Noam Tirosh and Amit M Schejter

This blog post is the third in a series highlighting research from the Page Center's Refugee Communication Project and call for research on the refugee crisis occurring across the globe. We are featuring projects from this call in our blog throughout the month of January.

By Noam Tirosh and Amit M. Schejter, Ben Gurion University

A growing number of refugees have entered Israel in recent years. However, the Israeli government denies these people should be considered refugees and it prevents them from enjoying the relevant protections that would have been awarded had they been recognized, according to international law. In response, the refugees staged large protests between December 2013 and January 2014. Our study analyzes the news-coverage of the protest.

Refugees' struggles are contestations over society’s memory. Refugees tell a story about who they are as well as about how and why they arrived at their host country. They try to shape the hosting society’s memory in a way that will support their demand to be recognized as refugees. Yet, at the same time, other political actors seek to supplant the refugees’ stories with different memory constructions. These memory contestations are mediated over different media. Thus, we analyzed four major Israeli newspapers during the refugees’ protest and explored the mediated memory processes that took place during the protest’s coverage.
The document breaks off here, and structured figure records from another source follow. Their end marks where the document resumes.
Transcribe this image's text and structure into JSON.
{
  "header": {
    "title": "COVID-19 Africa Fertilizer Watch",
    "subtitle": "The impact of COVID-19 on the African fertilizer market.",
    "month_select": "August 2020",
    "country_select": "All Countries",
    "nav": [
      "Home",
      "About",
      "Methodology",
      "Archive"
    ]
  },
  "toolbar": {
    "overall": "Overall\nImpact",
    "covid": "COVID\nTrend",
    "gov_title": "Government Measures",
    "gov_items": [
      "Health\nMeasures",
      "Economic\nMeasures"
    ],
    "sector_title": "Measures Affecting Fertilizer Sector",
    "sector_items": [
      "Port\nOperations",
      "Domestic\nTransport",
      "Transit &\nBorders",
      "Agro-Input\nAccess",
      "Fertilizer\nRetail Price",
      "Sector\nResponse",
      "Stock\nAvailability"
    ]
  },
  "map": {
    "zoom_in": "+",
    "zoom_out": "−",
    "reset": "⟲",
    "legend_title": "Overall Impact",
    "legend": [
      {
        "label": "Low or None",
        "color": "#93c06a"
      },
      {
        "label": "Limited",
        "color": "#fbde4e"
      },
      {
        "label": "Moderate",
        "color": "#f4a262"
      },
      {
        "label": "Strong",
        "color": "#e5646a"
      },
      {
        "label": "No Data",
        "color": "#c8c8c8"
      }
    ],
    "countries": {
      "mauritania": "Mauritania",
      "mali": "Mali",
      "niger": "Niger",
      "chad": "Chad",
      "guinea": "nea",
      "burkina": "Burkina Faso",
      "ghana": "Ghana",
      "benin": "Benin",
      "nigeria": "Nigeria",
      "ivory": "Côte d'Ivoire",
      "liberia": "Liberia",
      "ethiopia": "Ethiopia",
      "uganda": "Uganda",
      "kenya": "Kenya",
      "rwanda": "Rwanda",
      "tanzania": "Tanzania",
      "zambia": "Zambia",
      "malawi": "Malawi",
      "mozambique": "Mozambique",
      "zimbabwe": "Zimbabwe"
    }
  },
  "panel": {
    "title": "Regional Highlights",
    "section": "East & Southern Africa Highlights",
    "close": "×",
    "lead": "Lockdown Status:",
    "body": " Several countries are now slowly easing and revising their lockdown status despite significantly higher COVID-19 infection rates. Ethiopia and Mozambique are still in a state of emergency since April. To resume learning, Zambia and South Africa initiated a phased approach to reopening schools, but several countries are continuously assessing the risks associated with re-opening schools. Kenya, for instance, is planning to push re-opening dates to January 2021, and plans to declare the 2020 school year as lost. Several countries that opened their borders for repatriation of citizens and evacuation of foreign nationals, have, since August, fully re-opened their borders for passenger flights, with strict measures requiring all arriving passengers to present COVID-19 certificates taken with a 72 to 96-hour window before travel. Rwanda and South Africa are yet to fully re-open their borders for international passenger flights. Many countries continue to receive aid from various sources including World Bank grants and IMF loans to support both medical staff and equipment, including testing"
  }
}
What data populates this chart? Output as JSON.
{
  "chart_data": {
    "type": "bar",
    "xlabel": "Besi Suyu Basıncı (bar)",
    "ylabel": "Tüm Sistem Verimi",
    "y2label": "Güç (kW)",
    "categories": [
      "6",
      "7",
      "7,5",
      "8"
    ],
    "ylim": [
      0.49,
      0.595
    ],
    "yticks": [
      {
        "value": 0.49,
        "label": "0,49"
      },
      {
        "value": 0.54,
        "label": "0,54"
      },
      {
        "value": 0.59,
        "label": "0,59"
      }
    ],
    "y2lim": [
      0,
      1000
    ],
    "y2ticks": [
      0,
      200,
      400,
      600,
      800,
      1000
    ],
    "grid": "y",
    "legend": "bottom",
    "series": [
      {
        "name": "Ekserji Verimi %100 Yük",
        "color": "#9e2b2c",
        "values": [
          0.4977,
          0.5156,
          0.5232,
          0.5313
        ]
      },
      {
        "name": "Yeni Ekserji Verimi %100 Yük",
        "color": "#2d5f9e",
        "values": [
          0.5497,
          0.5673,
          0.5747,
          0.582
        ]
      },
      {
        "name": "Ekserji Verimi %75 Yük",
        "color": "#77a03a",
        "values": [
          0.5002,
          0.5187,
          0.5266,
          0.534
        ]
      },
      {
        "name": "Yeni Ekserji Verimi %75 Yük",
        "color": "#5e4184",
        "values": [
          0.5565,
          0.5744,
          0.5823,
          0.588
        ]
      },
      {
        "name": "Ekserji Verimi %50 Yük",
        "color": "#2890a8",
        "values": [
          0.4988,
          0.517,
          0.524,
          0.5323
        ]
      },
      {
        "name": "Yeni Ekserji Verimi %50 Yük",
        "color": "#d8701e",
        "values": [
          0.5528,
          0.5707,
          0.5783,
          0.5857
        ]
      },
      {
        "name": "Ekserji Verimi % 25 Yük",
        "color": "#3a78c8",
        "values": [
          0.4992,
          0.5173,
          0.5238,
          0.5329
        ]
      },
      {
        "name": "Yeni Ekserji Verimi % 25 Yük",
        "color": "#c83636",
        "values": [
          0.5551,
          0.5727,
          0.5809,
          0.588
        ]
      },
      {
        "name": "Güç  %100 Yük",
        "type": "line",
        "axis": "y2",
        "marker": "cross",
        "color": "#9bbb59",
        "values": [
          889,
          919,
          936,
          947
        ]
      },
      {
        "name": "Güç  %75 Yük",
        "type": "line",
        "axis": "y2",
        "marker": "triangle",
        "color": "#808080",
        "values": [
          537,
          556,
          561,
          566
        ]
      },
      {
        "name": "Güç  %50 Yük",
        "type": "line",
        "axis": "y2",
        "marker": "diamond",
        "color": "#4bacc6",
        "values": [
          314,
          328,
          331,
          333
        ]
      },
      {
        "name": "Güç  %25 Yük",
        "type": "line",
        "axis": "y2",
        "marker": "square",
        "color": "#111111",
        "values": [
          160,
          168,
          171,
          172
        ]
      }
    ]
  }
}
We found four active groups of memory agents. Official state actors, one of these groups, suggested that refugees are actually illegal infiltrators looking for job opportunities in prosperous Israel. Defining refugees as infiltrators tells a different story about the refugees’ past and turns them into an existential threat to Israeli society. At the same time, refugees took an active part in this memory debate, while claiming, not surprisingly, that they are refugees running away from a past characterized by suffering and persecution.

Newspapers as well are dominant memory agents, taking an active part in the memory debate about refugees. For example, only scarcely did the different newspapers use the term “refugees” when describing the protest community. The most popular terms used were “infiltrators” and “migrants.” The refugees’ task to convince the Israeli public in their state of refugee-ness is harder when these are the terms used by the media. In addition, the newspapers were dominant in constructing popular memory perspectives as they mediate other memory agents’ perspectives.

One newspaper, for example, defined Nazer, a refugee, as an “immigrant from Sudan,” before quoting him saying: “I’m here because I’m a refugee”. Thus, introducing refugees as migrants or infiltrators before giving them voice undermines their messages. Lastly, the newspapers “echoed” the official state actors’ narrative by highlighting the sense of existential threat supposedly created by the refugees. One newspaper, on its front page, for example, wrote that the “infiltrators occupied Rabin Square,” beside a large photo of protesting refugees.

As such, the newspapers are dominant memory agents and they have the power to suppress the refugees’ memory perspectives. As it is a memory contestation dependent on communication technologies, we need to better evaluate the role of traditional media in the refugees’ debate. Indeed, due to the inherent power of traditional media, refugees and refugees’ rights advocates, should shift their focus into the new media ecosystem which grants users the ability to transfer messages to mass audiences without being mediated by traditional media outlets. In this eco-system, refugees can, potentially, tell their story more easily.